In ogni caso è giunto il momento di riscoprire questo personaggio per valorizzarlo e in particolare valorizzare l’indiscussa originalità della sua opera letteraria. La cultura e la società italiana ed europea devono molto a quest’uomo parco ed ironico i cui romanzi sono stati spesso pervasi dalla sua esperienza religiosa. Occorre che Livorno si riappropri di un proprio figlio, di un uomo che ha avuto il coraggio di parlare in modo esplicito dell’omosessualità in tempi non facili, che però è anche stato uno dei primissimi a trattare il tema dell’alcolismo, nonché un cinofilo convinto che si è battuto fino in fondo contro la vivisezione animale.
Il senso del rispetto e la capacità di parlare di tutto senza pregiudizi sono forse gli aspetti che, almeno nell’idea del sottoscritto, hanno maggiormente contraddistinto la sua persona.
Chi scrive ha avuto modo di conoscere personalmente Coccioli ai primi del 1994, poco dopo che con il figlio adottivo Xavier aveva preso casa sugli scali delle Ancore, nel quartiere della Venezia. L’occasione fu data da un’intervista. In realtà fu anche e soprattutto, quello, il modo per conoscere l’autore traml’altro di un bellissimo brano sulla città, prefazione alla voce “Livorno” dell’opera “La Toscana paese per paese”. In esso, puntando sull’emozionalità, aveva descritto l’anima livornese in modo pressoché perfetto.
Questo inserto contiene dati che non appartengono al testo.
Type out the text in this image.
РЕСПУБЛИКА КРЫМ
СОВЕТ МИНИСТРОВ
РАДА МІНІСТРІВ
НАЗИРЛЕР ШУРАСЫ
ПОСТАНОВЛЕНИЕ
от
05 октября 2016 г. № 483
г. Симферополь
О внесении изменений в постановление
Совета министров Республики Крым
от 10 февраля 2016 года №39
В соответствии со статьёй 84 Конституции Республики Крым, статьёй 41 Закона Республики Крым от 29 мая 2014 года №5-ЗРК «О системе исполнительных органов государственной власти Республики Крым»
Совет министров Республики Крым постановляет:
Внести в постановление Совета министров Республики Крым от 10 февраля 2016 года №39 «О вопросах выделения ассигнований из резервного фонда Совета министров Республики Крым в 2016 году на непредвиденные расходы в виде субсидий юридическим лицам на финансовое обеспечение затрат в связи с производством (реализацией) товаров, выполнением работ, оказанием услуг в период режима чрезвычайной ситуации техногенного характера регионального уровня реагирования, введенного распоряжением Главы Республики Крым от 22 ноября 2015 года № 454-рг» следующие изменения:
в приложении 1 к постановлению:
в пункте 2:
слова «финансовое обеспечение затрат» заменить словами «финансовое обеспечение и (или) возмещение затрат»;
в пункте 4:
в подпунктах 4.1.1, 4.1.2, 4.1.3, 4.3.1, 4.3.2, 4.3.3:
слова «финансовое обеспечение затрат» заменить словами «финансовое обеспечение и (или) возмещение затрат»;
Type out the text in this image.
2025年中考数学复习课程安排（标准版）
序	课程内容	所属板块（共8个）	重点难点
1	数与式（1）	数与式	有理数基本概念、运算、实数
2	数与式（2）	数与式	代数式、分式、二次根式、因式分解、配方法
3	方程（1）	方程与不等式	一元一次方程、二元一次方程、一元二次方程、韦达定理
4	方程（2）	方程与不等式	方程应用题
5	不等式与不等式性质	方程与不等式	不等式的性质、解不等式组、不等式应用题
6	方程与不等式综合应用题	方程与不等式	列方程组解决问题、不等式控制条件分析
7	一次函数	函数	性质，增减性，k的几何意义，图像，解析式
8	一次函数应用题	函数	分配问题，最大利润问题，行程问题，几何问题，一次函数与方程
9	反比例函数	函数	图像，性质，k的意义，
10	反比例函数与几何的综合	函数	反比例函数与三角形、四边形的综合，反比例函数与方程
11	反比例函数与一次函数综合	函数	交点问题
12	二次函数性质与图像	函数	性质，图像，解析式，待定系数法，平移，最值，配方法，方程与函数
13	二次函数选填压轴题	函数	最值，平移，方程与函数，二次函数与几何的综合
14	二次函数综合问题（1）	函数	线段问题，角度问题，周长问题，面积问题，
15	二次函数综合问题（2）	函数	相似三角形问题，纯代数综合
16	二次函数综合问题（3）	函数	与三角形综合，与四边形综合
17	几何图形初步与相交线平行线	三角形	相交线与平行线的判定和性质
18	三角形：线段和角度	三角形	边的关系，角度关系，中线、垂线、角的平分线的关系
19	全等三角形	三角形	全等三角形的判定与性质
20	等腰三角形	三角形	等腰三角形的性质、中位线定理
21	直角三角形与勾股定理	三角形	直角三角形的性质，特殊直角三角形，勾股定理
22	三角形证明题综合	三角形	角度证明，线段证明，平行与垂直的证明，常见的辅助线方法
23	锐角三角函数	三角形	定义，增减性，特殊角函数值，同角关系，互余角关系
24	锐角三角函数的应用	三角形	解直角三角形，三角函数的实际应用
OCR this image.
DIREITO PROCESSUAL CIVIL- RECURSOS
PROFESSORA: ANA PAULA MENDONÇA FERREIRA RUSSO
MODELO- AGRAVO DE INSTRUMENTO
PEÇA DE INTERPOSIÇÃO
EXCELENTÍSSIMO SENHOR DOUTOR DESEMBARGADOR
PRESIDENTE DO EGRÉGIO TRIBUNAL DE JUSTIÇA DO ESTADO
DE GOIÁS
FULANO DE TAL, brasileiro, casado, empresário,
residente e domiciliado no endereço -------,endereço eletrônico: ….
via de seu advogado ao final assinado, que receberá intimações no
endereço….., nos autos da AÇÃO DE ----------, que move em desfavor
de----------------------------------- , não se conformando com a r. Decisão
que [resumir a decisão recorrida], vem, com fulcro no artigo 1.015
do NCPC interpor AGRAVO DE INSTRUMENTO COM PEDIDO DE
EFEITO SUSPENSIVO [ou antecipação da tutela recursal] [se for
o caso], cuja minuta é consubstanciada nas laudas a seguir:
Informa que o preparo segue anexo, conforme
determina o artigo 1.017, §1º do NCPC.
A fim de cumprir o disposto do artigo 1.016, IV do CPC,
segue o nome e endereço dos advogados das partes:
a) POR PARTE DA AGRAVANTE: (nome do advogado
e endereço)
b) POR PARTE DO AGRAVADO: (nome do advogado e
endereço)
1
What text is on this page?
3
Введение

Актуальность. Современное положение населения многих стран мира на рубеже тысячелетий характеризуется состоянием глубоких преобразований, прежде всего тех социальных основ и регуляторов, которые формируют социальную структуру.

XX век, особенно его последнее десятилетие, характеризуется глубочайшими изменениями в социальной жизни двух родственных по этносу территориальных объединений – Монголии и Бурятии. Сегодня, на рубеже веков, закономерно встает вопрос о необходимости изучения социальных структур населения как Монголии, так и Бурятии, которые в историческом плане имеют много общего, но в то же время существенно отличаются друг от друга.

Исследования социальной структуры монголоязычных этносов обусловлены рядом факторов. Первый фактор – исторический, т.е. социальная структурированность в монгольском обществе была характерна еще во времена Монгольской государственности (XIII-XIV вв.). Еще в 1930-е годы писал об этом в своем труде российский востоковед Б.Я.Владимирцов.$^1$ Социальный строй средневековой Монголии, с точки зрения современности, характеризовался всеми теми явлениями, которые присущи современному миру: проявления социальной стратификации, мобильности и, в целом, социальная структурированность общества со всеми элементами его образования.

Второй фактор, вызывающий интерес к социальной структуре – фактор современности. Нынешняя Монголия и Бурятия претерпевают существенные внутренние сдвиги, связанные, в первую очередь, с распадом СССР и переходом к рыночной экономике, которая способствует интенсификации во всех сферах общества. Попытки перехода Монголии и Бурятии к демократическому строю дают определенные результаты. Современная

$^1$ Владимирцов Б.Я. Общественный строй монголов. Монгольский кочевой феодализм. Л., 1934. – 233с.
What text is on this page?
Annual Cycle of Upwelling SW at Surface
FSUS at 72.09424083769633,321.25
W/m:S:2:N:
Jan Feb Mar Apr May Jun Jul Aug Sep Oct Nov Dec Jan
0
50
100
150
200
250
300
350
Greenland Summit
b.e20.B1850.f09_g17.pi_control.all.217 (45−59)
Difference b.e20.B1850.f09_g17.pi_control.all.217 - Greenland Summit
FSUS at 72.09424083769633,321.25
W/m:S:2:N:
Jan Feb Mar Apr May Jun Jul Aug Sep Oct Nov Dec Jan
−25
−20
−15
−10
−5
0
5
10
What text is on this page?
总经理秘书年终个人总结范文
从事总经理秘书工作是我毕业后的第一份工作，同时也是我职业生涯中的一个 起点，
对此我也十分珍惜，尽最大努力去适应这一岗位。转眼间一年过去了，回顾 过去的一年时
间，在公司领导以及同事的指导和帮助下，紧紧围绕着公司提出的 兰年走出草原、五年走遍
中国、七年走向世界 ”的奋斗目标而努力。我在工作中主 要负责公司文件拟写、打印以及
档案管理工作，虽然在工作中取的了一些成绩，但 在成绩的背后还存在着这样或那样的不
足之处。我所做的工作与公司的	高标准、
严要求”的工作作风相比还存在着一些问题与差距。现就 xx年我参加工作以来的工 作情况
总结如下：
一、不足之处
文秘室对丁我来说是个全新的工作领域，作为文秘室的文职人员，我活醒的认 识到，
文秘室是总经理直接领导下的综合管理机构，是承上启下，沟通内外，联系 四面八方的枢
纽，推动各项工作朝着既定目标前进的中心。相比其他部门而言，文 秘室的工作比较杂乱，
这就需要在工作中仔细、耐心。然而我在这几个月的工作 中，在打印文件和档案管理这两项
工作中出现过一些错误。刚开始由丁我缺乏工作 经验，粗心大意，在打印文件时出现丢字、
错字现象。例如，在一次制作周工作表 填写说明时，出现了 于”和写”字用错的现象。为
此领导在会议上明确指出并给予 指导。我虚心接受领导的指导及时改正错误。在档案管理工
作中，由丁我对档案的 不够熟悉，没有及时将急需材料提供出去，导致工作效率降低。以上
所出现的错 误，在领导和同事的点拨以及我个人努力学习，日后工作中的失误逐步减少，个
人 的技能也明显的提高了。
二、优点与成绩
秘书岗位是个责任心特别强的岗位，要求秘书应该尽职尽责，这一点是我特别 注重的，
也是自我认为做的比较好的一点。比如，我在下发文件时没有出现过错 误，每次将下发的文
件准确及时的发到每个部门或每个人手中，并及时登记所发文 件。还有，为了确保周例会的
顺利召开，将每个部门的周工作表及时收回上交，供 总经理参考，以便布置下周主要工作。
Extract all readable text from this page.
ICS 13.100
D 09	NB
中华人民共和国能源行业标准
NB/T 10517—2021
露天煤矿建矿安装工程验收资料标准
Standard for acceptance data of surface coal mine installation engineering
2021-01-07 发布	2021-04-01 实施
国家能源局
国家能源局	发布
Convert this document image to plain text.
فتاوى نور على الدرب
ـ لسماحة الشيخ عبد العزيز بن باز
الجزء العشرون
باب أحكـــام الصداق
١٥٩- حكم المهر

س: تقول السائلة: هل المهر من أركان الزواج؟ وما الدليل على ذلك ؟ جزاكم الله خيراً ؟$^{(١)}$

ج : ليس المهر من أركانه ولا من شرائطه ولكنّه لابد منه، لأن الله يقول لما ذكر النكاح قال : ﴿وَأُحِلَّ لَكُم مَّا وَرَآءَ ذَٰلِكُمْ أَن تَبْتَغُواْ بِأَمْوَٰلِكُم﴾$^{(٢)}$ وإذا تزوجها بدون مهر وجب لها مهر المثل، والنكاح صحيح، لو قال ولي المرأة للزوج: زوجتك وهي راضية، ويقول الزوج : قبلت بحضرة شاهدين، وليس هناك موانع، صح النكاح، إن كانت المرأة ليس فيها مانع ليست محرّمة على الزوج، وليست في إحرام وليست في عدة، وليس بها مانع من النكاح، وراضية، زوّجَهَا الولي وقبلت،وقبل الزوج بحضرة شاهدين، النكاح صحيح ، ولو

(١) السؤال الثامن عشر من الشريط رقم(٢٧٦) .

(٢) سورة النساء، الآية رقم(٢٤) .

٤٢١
Nonostante la differenza di età, nonostante le tante differenze, chi scrive ne fu sincero amico. Se regalò tutte le sue opere letterarie al Comune di Livorno fu anche perché alcune persone, tra cui il sottoscritto e l’architetto Walter Martigli, si dettero da fare affinché ciò si potesse realizzare. Quando tornò in Messico, non prima di aver dato l’ultimo saluto alla città con un memorabile giro in auto in centro e nelle periferie, volle che ad accompagnare lui e Xavier all’aeroporto di Pisa fosse proprio il sottoscritto.
Livorno, negli anni, gli ha intitolato una strada nei pressi degli scali Novi Lena e gli ha conferito la Livornina d’Oro alla memoria. Adesso, secondo quanto risulta, dovrebbe essere scoperta una targa in suo onore al Famedio di Montenero. Questo, almeno, è quanto rientra nei progetti del Rotary Club Livorno. È un progetto antico che, non appena la commissione toponomastica del Comune avrà dato il via libera, dovrebbe essere attuato. Coccioli sarebbe felice di ciò, anche perché era entusiasta del fatto che a Livorno, come a Parigi ed a Milano, esiste un Famedio dove sono ricordati, con lapide, i figli più illustri.
A sua volta Coccioli è stato generoso con Livorno. Oltre ad aver regalato tutte le sue opere letterarie, infatti, attraverso il testamento ha fatto dono alla città anche del suo inestimabile fondo culturale contenente manoscritti, carteggi, lettere private e missive pubbliche, perfino beni materiali. Il problema è che, vent’anni dopo, questo lascito è ancora in Messico. Speriamo che un giorno non lontano questo materiale di grande valore possa finalmente essere portato dove dovrebbe stare: a Livorno, a disposizione dei livornesi e degli studiosi di letteratura.